Make your vegetable garden a feast for the eyes
>> Sunday, April 5, 2009
Ellen Ogden says everything she knows about gardening, she learned at art school.
The co-founder of "The Cook's Garden" seed catalog also designs ornamental kitchen gardens, where plants are chosen as much for their colors and textures as for their flavors.
"I've always been interested in using my eyes as well as my mind while I garden," Ogden said. "I usually border my (vegetable) beds with lively things like decorative parsley, fennel or kale."
Today's ornamental kitchen garden generally is smaller and less formal than the traditional potager (puh'-tuh-zhay) that originated in 16th Century Europe. With the typical French château potager, a tasty tapestry of herbs, fruits, flowers and vegetables was planted a few feet from the kitchen door and delivered dew-fresh to the table.
Ogden carries that tradition literally from the garden to the dining room at her Manchester Village, Vt., home. She garnishes with chives and flowers, and grows pansies around her vegetables so she can gather them as she walks by.
"One of the things we know but don't think much about is that a splash of color enhances the appetite," she said.
The humble vegetable, if chosen well and given some landscaping help, can elevate the kitchen garden from a rectangular plot into a living, vibrant work of art.
The medieval potager garden was distinguished by a combination of walls, gates, walkways and growing beds. They provided a sense of privacy, a degree of shelter, enough space for crop rotation, seasonal beauty, usefulness and order. Many of those plants, including fruit trees and shrubs, were trained to grow upward or espaliered into two-dimensional decorations on walls or fences. Herbal knot gardens also were customary.
Contemporary kitchen garden design is more casual and more personal. It borrows features common to healing gardens (raised beds, walkways), meditation gardens (twisting and turning trails, statuary or fountains) and outdoor rooms (trees, benches and hedged borders).
"I like to incorporate some history into the kitchen gardens I design for my clients — history involving family and memories," said Jennifer Bartley (http://americanpotager.typepad.com/american_potager/), a landscape architect from Granville, Ohio, and author of "Designing the New Kitchen Garden: An American Potager Handbook."
Bartley uses the formal potager outside her window as a "tasting garden a little of everything to snack on through the season.
"I use it to eat from daily," she said. "I also use it to entertain. After guests arrive, I'll send them out into the garden to make some impromptu salads before they get comfortable around the table."
Potager pointers
Here are some tips to make your creative gardening endeavors more palatable:
• Follow the sun. Vegetables need their day in the sun, or at least six to eight hours worth, if they're to produce the best yields. But showier varieties deserve visibility, too. Place them near the kitchen door for convenience; yet also position them where they can be enjoyed from the windows.
• Plan small and then plant smaller. We're talking about using a heavy mix of perennials here, things like asparagus, rhubarb, horseradish, chives, strawberries, fruiting shrubs and trees.

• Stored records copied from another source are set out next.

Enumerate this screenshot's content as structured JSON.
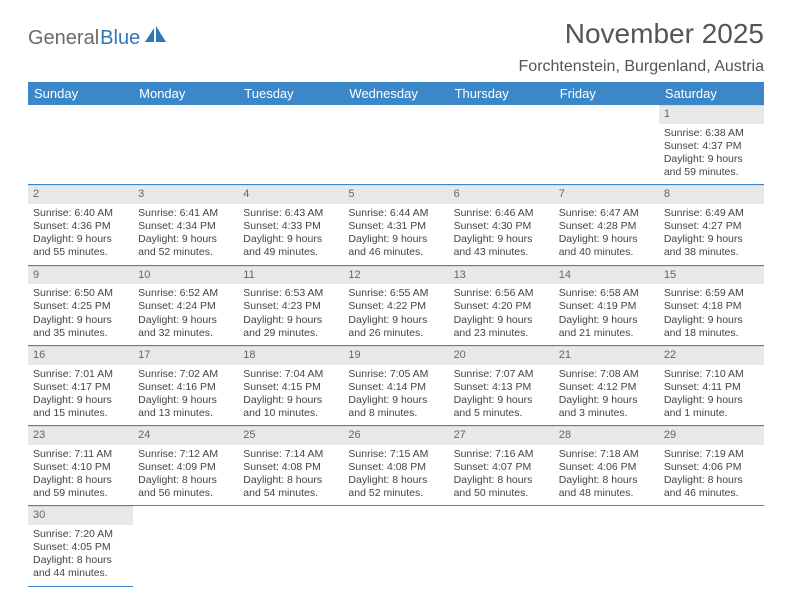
{
  "logo": {
    "text1": "General",
    "text2": "Blue"
  },
  "title": "November 2025",
  "location": "Forchtenstein, Burgenland, Austria",
  "colors": {
    "header_bg": "#3b87c8",
    "header_fg": "#ffffff",
    "row_divider": "#3b87c8",
    "daynum_bg": "#e8e8e8",
    "text": "#444444",
    "title_text": "#555555"
  },
  "dayNames": [
    "Sunday",
    "Monday",
    "Tuesday",
    "Wednesday",
    "Thursday",
    "Friday",
    "Saturday"
  ],
  "weeks": [
    [
      null,
      null,
      null,
      null,
      null,
      null,
      {
        "n": "1",
        "sr": "6:38 AM",
        "ss": "4:37 PM",
        "dl": "9 hours and 59 minutes."
      }
    ],
    [
      {
        "n": "2",
        "sr": "6:40 AM",
        "ss": "4:36 PM",
        "dl": "9 hours and 55 minutes."
      },
      {
        "n": "3",
        "sr": "6:41 AM",
        "ss": "4:34 PM",
        "dl": "9 hours and 52 minutes."
      },
      {
        "n": "4",
        "sr": "6:43 AM",
        "ss": "4:33 PM",
        "dl": "9 hours and 49 minutes."
      },
      {
        "n": "5",
        "sr": "6:44 AM",
        "ss": "4:31 PM",
        "dl": "9 hours and 46 minutes."
      },
      {
        "n": "6",
        "sr": "6:46 AM",
        "ss": "4:30 PM",
        "dl": "9 hours and 43 minutes."
      },
      {
        "n": "7",
        "sr": "6:47 AM",
        "ss": "4:28 PM",
        "dl": "9 hours and 40 minutes."
      },
      {
        "n": "8",
        "sr": "6:49 AM",
        "ss": "4:27 PM",
        "dl": "9 hours and 38 minutes."
      }
    ],
    [
      {
        "n": "9",
        "sr": "6:50 AM",
        "ss": "4:25 PM",
        "dl": "9 hours and 35 minutes."
      },
      {
        "n": "10",
        "sr": "6:52 AM",
        "ss": "4:24 PM",
        "dl": "9 hours and 32 minutes."
      },
      {
        "n": "11",
        "sr": "6:53 AM",
        "ss": "4:23 PM",
        "dl": "9 hours and 29 minutes."
      },
      {
        "n": "12",
        "sr": "6:55 AM",
        "ss": "4:22 PM",
        "dl": "9 hours and 26 minutes."
      },
      {
        "n": "13",
        "sr": "6:56 AM",
        "ss": "4:20 PM",
        "dl": "9 hours and 23 minutes."
      },
      {
        "n": "14",
        "sr": "6:58 AM",
        "ss": "4:19 PM",
        "dl": "9 hours and 21 minutes."
      },
      {
        "n": "15",
        "sr": "6:59 AM",
        "ss": "4:18 PM",
        "dl": "9 hours and 18 minutes."
      }
    ],
    [
      {
        "n": "16",
        "sr": "7:01 AM",
        "ss": "4:17 PM",
        "dl": "9 hours and 15 minutes."
      },
      {
        "n": "17",
        "sr": "7:02 AM",
        "ss": "4:16 PM",
        "dl": "9 hours and 13 minutes."
      },
      {
        "n": "18",
        "sr": "7:04 AM",
        "ss": "4:15 PM",
        "dl": "9 hours and 10 minutes."
      },
      {
        "n": "19",
        "sr": "7:05 AM",
        "ss": "4:14 PM",
        "dl": "9 hours and 8 minutes."
      },
      {
        "n": "20",
        "sr": "7:07 AM",
        "ss": "4:13 PM",
        "dl": "9 hours and 5 minutes."
      },
      {
        "n": "21",
        "sr": "7:08 AM",
        "ss": "4:12 PM",
        "dl": "9 hours and 3 minutes."
      },
      {
        "n": "22",
        "sr": "7:10 AM",
        "ss": "4:11 PM",
        "dl": "9 hours and 1 minute."
      }
    ],
    [
      {
        "n": "23",
        "sr": "7:11 AM",
        "ss": "4:10 PM",
        "dl": "8 hours and 59 minutes."
      },
      {
        "n": "24",
        "sr": "7:12 AM",
        "ss": "4:09 PM",
        "dl": "8 hours and 56 minutes."
      },
      {
        "n": "25",
        "sr": "7:14 AM",
        "ss": "4:08 PM",
        "dl": "8 hours and 54 minutes."
      },
      {
        "n": "26",
        "sr": "7:15 AM",
        "ss": "4:08 PM",
        "dl": "8 hours and 52 minutes."
      },
      {
        "n": "27",
        "sr": "7:16 AM",
        "ss": "4:07 PM",
        "dl": "8 hours and 50 minutes."
      },
      {
        "n": "28",
        "sr": "7:18 AM",
        "ss": "4:06 PM",
        "dl": "8 hours and 48 minutes."
      },
      {
        "n": "29",
        "sr": "7:19 AM",
        "ss": "4:06 PM",
        "dl": "8 hours and 46 minutes."
      }
    ],
    [
      {
        "n": "30",
        "sr": "7:20 AM",
        "ss": "4:05 PM",
        "dl": "8 hours and 44 minutes."
      },
      null,
      null,
      null,
      null,
      null,
      null
    ]
  ],
  "labels": {
    "sunrise": "Sunrise: ",
    "sunset": "Sunset: ",
    "daylight": "Daylight: "
  }
}
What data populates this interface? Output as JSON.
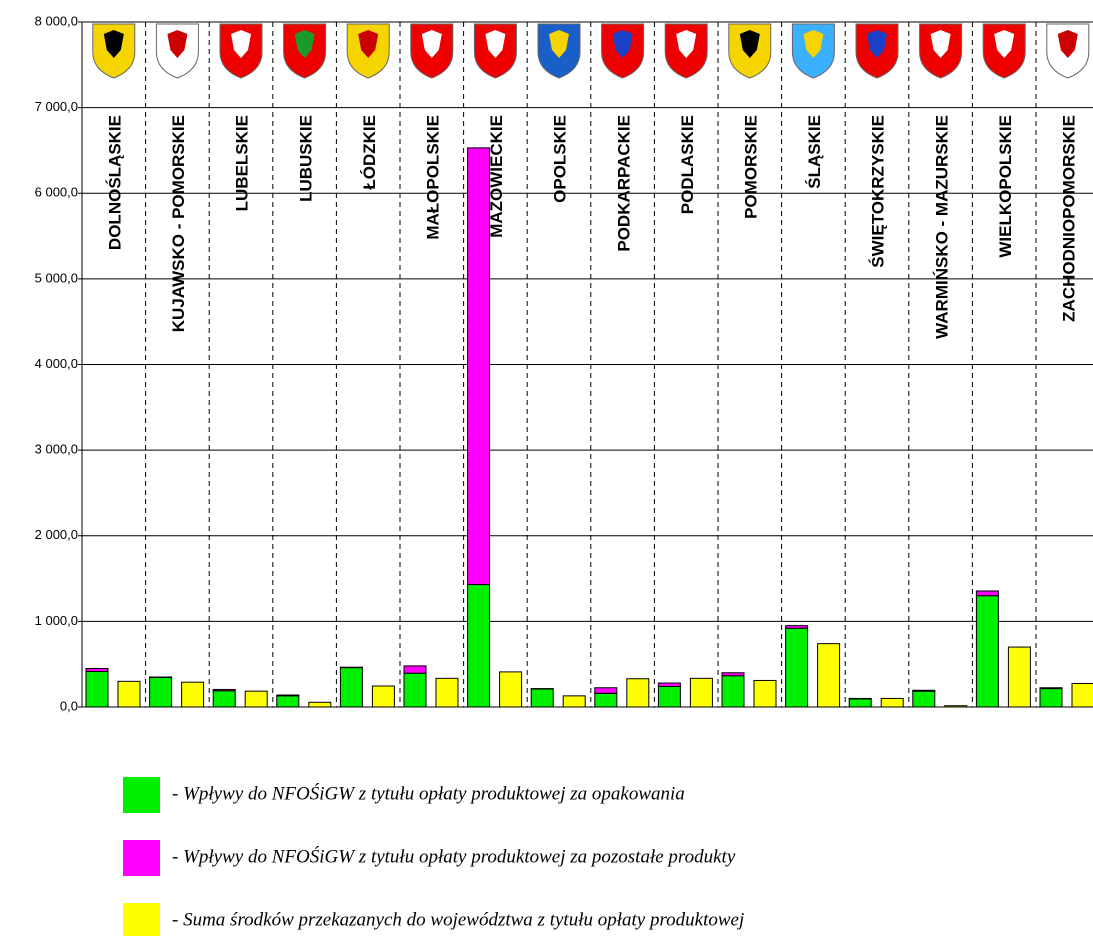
{
  "chart_data": {
    "type": "bar",
    "categories": [
      "DOLNOŚLĄSKIE",
      "KUJAWSKO - POMORSKIE",
      "LUBELSKIE",
      "LUBUSKIE",
      "ŁÓDZKIE",
      "MAŁOPOLSKIE",
      "MAZOWIECKIE",
      "OPOLSKIE",
      "PODKARPACKIE",
      "PODLASKIE",
      "POMORSKIE",
      "ŚLĄSKIE",
      "ŚWIĘTOKRZYSKIE",
      "WARMIŃSKO - MAZURSKIE",
      "WIELKOPOLSKIE",
      "ZACHODNIOPOMORSKIE"
    ],
    "series": [
      {
        "name": "- Wpływy do NFOŚiGW z tytułu opłaty produktowej za opakowania",
        "color": "#00ee00",
        "stack": "a",
        "values": [
          415,
          345,
          190,
          130,
          460,
          395,
          1430,
          210,
          160,
          240,
          365,
          920,
          95,
          185,
          1300,
          215
        ]
      },
      {
        "name": "- Wpływy do NFOŚiGW z tytułu opłaty produktowej za pozostałe produkty",
        "color": "#ff00ff",
        "stack": "a",
        "values": [
          35,
          5,
          15,
          10,
          5,
          85,
          5100,
          5,
          65,
          40,
          35,
          30,
          5,
          10,
          55,
          10
        ]
      },
      {
        "name": "- Suma środków przekazanych do województwa z tytułu opłaty produktowej",
        "color": "#ffff00",
        "stack": "b",
        "values": [
          300,
          290,
          185,
          55,
          245,
          335,
          410,
          130,
          330,
          335,
          310,
          740,
          100,
          15,
          700,
          275
        ]
      }
    ],
    "ylim": [
      0,
      8000
    ],
    "yticks": [
      {
        "value": 0,
        "label": "0,0"
      },
      {
        "value": 1000,
        "label": "1 000,0"
      },
      {
        "value": 2000,
        "label": "2 000,0"
      },
      {
        "value": 3000,
        "label": "3 000,0"
      },
      {
        "value": 4000,
        "label": "4 000,0"
      },
      {
        "value": 5000,
        "label": "5 000,0"
      },
      {
        "value": 6000,
        "label": "6 000,0"
      },
      {
        "value": 7000,
        "label": "7 000,0"
      },
      {
        "value": 8000,
        "label": "8 000,0"
      }
    ],
    "grid": true
  }
}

Find varieties that are at the same time attractive and flavorful.
"Start with a 10-foot by 10-foot section. You always can add to it later. Then grow just the things you enjoy or can't get at the farmer's market or grocery like luxury herbs and fancy, tender little greens," says Ogden, the co-founder of "The Cook's Garden" seed catalog.
• Skip the bigger plants, like sweet corn. They not only take up a lot of room but they rob the soil of nutrients. Salad greens or tomatoes provide more nutritional value for the space, Ogden says.
• Succession planting. Get a second crop into the ground immediately after harvesting the first. Depending upon your climate and the maturity dates of your plants, a compact ornamental kitchen garden can be good for as many as three crops per growing season. Speed things along by using seed sown in peat pots. That way, they'll be ready to drop into the ground after the cool weather plants (beets, cabbage, radishes, mustard and spinach) are done.
• Border plants. If you prefer a living barrier to stone walls, then choose a hardy ornamental shrub that will flower, fruit and produce a colorful background when viewed from within or without.
• Lay off the chemicals if you intend to nibble on the blooms. You'll be washing them, of course, but gently if you want to deliver them intact to the table. Better that you grow such things organically to make them even more food-safe.
• Some edibles taste fresher and last longer when picked than others. But you can enhance those flavors by harvesting in the cool of the morning. Keep the clipped edibles crisp by covering them with a cool, wetted towel.
• If you're starved for room, then plant deep and grow things up as well as out. Use vining plants like grapes, beans and squashes.